Our electric bill was always higher than the gas. Go figure.

I've heated with wood (farmhouse) and will say "No, Thank You" to that.
 
Is this connected to the wood problem? Of course, this is not an excuse for a poor burning fire. Personally I've always liked the smell of a good coal fire.

Tier system started June 2001.
Base quantity = 290.4 Kwh = .118
101 to 130% = 87.1 Kwh = .135
131-200% = 203.2 Kwh = .290
201 % of base up = .40 cent / Kwh (the top tier dropped from 49.8 Kwh to .40 in March.


Base quantity = 14.88 therms @ 1.054
Over baseline = 1.336


Are these high?
 

Pano

Administrator
Paid Member
2004-10-07 6:05 am
Panama
I thought you were a romantic. I like looking at burning wood and love eating roasted chestnuts too.

Yes, I am. And also love a wood fire. But cutting all that firewood is a lot of work. And the smell is all over everything. Not bad when you live and work on a farm, - the cows and sheep don't seem to mind - but not great when you live in the city - the coworkers do mind. ;)

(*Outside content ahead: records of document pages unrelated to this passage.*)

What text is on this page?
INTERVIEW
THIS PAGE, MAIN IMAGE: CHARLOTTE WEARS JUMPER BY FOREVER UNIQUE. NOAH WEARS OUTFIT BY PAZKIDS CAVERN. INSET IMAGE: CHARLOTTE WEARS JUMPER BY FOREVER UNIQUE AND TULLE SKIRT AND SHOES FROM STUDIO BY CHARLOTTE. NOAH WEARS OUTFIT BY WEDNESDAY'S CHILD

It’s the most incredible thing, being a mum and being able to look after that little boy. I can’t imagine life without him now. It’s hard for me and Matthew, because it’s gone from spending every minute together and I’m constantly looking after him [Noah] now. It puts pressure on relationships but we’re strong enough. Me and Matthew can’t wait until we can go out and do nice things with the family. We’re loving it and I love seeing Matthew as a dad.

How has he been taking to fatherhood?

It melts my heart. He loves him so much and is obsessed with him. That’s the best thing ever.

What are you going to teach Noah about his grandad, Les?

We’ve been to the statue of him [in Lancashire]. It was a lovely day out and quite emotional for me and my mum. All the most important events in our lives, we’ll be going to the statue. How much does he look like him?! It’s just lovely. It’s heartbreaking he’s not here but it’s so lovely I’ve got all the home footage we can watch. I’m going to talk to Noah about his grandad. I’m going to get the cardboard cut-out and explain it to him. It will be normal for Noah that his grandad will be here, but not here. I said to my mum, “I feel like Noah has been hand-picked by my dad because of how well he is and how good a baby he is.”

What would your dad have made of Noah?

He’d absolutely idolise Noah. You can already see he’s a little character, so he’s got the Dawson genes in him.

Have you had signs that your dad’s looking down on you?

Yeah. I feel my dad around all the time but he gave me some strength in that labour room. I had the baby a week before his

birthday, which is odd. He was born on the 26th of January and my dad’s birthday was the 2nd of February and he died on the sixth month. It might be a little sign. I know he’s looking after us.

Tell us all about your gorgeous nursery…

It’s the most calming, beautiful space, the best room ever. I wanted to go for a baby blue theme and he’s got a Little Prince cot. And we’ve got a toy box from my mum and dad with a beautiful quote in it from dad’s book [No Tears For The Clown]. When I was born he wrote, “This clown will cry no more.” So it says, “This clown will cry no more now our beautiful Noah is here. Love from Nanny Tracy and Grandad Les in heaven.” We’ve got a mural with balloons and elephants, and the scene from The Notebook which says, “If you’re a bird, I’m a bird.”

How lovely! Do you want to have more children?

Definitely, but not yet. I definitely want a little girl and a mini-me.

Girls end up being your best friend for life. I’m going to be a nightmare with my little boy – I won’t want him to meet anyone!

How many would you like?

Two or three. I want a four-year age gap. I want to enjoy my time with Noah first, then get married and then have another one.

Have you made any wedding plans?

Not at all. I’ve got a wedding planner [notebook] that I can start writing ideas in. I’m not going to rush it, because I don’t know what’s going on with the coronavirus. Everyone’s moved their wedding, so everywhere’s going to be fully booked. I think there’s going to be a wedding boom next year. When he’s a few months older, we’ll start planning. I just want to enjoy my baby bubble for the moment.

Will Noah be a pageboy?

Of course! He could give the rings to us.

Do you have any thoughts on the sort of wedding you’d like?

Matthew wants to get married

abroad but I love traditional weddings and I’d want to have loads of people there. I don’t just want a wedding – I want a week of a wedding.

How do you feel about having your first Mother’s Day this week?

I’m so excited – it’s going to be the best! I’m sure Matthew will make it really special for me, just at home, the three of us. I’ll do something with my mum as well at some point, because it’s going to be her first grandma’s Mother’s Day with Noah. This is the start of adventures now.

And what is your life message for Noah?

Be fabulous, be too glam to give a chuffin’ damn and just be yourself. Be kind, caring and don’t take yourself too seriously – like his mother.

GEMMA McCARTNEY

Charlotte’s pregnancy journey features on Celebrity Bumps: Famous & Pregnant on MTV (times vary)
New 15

Are there any of you here old enough to remember London before the Clean Air Act of 1956? I wasn't there, but have been told by those who remember that the fog was awful. The real pea soup variety. One fellow I knew said that as a boy he had often lost his way crossing the road!


After the Clean Air Act, the famous "fog" lifted.
 
Is this connected to the wood problem?
Tier system started June 2001.
Base quantity = 290.4 Kwh = .118
101 to 130% = 87.1 Kwh = .135
131-200% = 203.2 Kwh = .290
201 % of base up = .40 cent / Kwh (the top tier dropped from 49.8 Kwh to .40 in March.


Base quantity = 14.88 therms @ 1.054
Over baseline = 1.336

Are these high?

Wait and see what happens when you plug in your electric vehicle for a recharge - or telecommute while at home (running the computer, lights, etc. on your dime).

I was the company air resources officer in Sacramento when I lived there - not an easy task.

People in the Central Valley of California were required to purchase "pellet" wood burning stoves several years ago - around 2000 or so and that should have happened in the Bay Area as well. All new wood burning stoves and new construction houses must use them if they have a wood burning fireplace. The regulation was grandfathered tho - if ya had an old fire place you could still use it - but come time for a replacement and a pellet stove was in your future.